Senators John Thune (R-SD) and Ron Wyden (D-Ore) introduced the Charities Helping Americans Regularly Throughout the Year (CHARiTY) Act (S. 2750, summarized here) to “encourage charitable giving and make it easier for foundations and other tax-exempt organizations to conduct their charitable mission.” This legislation, among other things, streamlines operations by changing the private foundation excise tax to a flat one-percent tax, creates a limited exception to the private foundations’ excess business holdings rule, allows the Treasury Department to update the standard mileage rate applicable to personal vehicle use by volunteers (see here for current rate) and, most significantly, expands the IRA charitable rollover to include donations to donor-advised funds. This last measure is viewed as a logical next step that builds upon the Protecting Americans from Tax Hikes Act of 2015 (PATH), which President Obama signed into law last December and was regarded by many as only a partial victory for the charitable sector. While PATH provided certainty for philanthropic planning by making the IRA charitable rollover permanent, as explained here, it did not go as far as extending the reach of the rollover benefit to donor-advised funds.

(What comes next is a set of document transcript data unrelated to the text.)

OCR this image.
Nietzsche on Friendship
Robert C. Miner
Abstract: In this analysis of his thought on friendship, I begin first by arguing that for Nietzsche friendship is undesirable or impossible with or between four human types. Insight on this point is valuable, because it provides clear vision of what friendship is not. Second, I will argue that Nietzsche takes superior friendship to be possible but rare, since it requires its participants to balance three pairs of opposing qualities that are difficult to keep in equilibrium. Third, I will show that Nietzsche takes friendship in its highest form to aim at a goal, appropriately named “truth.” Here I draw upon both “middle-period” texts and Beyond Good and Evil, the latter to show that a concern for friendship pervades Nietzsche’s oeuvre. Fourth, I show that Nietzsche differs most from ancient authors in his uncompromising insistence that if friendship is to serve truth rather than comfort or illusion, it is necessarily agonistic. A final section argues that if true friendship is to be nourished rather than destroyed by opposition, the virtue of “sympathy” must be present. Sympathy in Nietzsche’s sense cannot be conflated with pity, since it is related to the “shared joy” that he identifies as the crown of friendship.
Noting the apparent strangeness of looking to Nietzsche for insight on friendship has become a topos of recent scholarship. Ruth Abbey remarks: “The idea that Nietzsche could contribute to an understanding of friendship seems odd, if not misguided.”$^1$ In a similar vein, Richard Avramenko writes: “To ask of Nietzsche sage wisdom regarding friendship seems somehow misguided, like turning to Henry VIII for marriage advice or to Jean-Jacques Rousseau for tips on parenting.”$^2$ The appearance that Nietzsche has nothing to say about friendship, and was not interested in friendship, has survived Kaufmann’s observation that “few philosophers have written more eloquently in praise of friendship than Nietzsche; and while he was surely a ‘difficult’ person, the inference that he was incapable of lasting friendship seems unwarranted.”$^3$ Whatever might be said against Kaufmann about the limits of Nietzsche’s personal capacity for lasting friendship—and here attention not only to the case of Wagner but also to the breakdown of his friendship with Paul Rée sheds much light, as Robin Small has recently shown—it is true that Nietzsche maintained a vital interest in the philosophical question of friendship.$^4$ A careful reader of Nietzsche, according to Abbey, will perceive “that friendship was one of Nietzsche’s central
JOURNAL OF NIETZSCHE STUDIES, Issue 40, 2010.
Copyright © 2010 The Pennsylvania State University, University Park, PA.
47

Similar legislation has been introduced in the House of Representatives. For example, the Grow Philanthropy Act (H.R. 4907), which was introduced by Representative George Holding (R-NC-13) and co-sponsored by both Republicans and Democrats, also aims to expand the IRA charitable rollover by including contributions to donor-advised funds. And the Private Foundation Excise Tax Simplification Act (H.R. 640), introduced by Representative Erik Paulsen (R-MN-3) with co-sponsors from both parties, also seeks to modify the private foundation excise tax by turning the current two-tiered system into a flat one-percent rate.

Lest one get too optimistic, we must point out that the upcoming lame duck session is likely to last only about sixteen days. Stranger things have happened, however, so legislation with bipartisan backing that represents a win-win for donors and non-profit organizations alike may just have a chance, once the presidential election is in the rearview mirror.